As part of the implementation, we store loss and weight vectors in each GD step as a class member variable.
- The step-wise loss is used for plotting a learning curve in order to ensure that the model is training as expected.

- The step-wise weight vector is useful in studying the trajectory of gradient descent in the loss landscape.

# Logistic regression class implementation

We combine these different components into a single python class with name `LogisticRegression`.

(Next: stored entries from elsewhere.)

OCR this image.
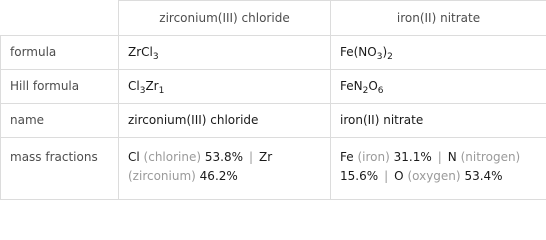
	zirconium(III) chloride	iron(II) nitrate
formula	ZrCl$_3$	$Fe(NO_3)_2$
Hill formula	$Cl_3Zr_1$	$FeN_2O_6$
name	zirconium(III) chloride	iron(II) nitrate
mass fractions	Cl (chlorine) 53.8% | Zr (zirconium) 46.2%	Fe (iron) 31.1% | N (nitrogen) 15.6% | O (oxygen) 53.4%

It has the following class member variables:
   1. Weight vector
   2. Loss and weight vector in each GD step

In [10]:
class LogisticRegression(object):
    """Logistic regression model.
    y = sigmoid(X @ w)
    """
    def set_weight_vector(self, w):
        self.w
        
    # Let's implement linear combination in vectorized form
    def linear_combination(self, X:np.ndarray) ->np.ndarray:
        return X@self.w
    
    def sigmoid(self, z:np.ndarray):
        """Return probability of input belonging class 1.
        Args:
            z: (n, ) np.ndarray
        Returns:
            sigmoid activation vector(n, ) np.ndarray
        
        """
        return 1/(1+np.exp(-z))
    
    def activation(self, X:np.ndarray) -> np.ndarray:
        '''Calculates sigmoid activation for logistic regressin.
        The sigmoid activation is calculated with the following vectorized form:
            act = sigmoid(Xw)
            
        Args:
            X: feature matrix with shape (n, m)
        Returns:
            activation vector with the shape (n,)'''
        return self.sigmoid(self.linear_combination(X))
    
    def predict(self, X:np.ndarray, threshold: float = 0.5):
        """Classify input data.
        Args:
            x : (N, D) np.ndarray
            threshold : float, optional
                threshold of binary classification (default is 0.5)
        Returns:
            (N, ) np.ndarray 
        """
        return (self.activation(X) > threshold).astype(int)
    
    def loss(self, X:np.ndarray, y:np.ndarray, reg_rate:float) -> float:
        '''Calculates binary cross entropy loss on training set.
        
        '''
        predicted_prob = self.activation(X)
        return (-1 * (np.sum(y * np.log(predicted_prob) + 
                             (1-y) * np.log(1 - predicted_prob))) +
                            reg_rate * np.dot(np.transpose(self.w), self.w))
    
    def calculate_gradient(self, X:np.ndarray, y:np.ndarray,
                          reg_rate:float) -> np.ndarray:
        '''Calculates gradients of loss function w.r.t. weight vector on training set.
        
        Returns:
            A vector of gradients.'''
        return np.transpose(X)@(self.activation(X) -y) + reg_rate * self.w
    
    def update_weights(self, grad:np.ndarray, lr:float) -> np.ndarray:
        '''Updates the weights based on the gradient of loss function.
        
        Weight updates are carried out with the following formula:
            w_new := w_old -lr * grad
            
        Args:
            2. grad: gradient of loss w.r.t. w
            3. lr: learning rate
        Returns:
            Updated weight vector
            '''
        return (self.w - lr*grad)
    
    def gd(self, X:np.ndarray, y:np.ndarray, num_epochs:int, lr:float, reg_rate:float) -> np.ndarray:
        '''Estimates parameters of linear regression model through gradient descent.
        Args:
            X: Feature matrix for training data.
            y: Label vector for training data.
            num_epochs: Number of training steps
            lr: learning rate
            reg_rate: regularization rate
        Returns:
            Weight vector: Final weight vector'''
        self.w = np.zeros(X.shape[1])
        self.w_all = []
        self.err_all = []
        for i in np.arange(0, num_epochs):
            dJdW = self.calculate_gradient(X, y, reg_rate)
            self.w_all.append(self.w)
            self.err_all.append(self.loss(X, y, reg_rate))
            self.w = self.update_weights(dJdW, lr)
        return self.w

In this section, we implemented binary logistic regression classifier from scratch. First we implemented all its components in vectorized form and then clubbed all of them together in a python class.